Madame la secrétaire d'État, j’ai concentré mon intervention sur l’IFER applicable aux éoliennes, qui est implicitement au cœur du débat demandé par le groupe UMP.
Je souhaite néanmoins formuler à présent quelques observations concernant les autres énergies alternatives aux énergies fossiles.
À cet égard, la défiscalisation constitue un levier indispensable pour nous permettre de rattraper le retard en la matière et de respecter nos engagements internationaux.
Si la production électrique photovoltaïque devrait pouvoir bénéficier de la TVA à 5, 5 % et, surtout, cesser d’être freinée par les obstacles réglementaires qui tendent à se multiplier, la production d’électricité à partir de la biomasse, plus précisément la production d’électricité verte par méthanisation, compostage et cogénération, devrait être particulièrement encouragée.

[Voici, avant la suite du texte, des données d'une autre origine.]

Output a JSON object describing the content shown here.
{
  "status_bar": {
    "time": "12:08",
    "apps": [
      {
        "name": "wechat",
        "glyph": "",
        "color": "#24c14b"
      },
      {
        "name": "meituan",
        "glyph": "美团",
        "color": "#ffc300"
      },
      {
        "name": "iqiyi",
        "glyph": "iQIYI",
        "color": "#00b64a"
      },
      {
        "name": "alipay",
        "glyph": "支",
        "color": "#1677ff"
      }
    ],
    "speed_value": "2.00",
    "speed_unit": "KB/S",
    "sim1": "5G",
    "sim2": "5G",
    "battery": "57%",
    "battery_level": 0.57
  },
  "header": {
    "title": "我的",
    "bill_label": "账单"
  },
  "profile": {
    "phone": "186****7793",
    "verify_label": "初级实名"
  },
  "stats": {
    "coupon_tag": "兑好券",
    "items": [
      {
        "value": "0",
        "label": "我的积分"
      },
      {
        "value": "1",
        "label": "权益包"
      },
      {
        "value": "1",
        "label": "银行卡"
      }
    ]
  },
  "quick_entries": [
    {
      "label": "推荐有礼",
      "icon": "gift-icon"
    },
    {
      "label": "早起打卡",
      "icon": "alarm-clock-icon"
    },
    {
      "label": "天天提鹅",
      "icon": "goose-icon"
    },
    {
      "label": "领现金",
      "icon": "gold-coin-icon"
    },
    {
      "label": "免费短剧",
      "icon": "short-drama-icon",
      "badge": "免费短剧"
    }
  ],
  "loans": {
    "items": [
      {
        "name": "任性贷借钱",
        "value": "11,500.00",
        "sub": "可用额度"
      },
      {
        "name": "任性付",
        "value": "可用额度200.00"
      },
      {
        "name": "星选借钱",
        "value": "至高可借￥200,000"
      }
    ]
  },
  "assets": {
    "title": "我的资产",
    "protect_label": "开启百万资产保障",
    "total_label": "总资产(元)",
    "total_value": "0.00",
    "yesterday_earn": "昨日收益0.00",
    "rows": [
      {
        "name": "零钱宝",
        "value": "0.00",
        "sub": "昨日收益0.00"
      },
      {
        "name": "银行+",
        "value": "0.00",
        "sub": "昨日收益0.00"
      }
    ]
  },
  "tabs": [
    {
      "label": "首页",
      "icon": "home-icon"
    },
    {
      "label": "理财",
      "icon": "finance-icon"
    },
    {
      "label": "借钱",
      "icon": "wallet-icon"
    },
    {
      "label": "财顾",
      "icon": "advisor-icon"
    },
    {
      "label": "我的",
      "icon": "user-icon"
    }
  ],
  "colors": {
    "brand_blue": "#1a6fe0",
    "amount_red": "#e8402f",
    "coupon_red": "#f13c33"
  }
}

Une telle valorisation de nos biodéchets – plus de 25 % de nos déchets ménagers –, sous la réserve expresse qu’ils soient collectés sélectivement, permet d’obtenir un double dividende.
Le premier est la production d’électricité particulièrement « verte », dont le bilan en termes d’émissions de gaz à effet de serre est remarquable, meilleur que celui de la filière électronucléaire. En effet, on omet toujours à cet égard de prendre en compte le bilan carbone global du nucléaire, de l’exploitation dans les mines d’uranium en Namibie à celui de la gestion, non maîtrisée, des déchets nucléaires.
Le deuxième dividende est le compost de qualité – c’est l’ingénieur agronome qui s’exprime ici –, parfaitement valorisable en agriculture si la production par méthanisation-compostage est réalisée sur des biodéchets faisant l’objet d’une collecte sélective : cela n’a rien à voir, évidemment, avec le compost issu des usines de tri mécano-biologique, que les agriculteurs boudent à juste titre.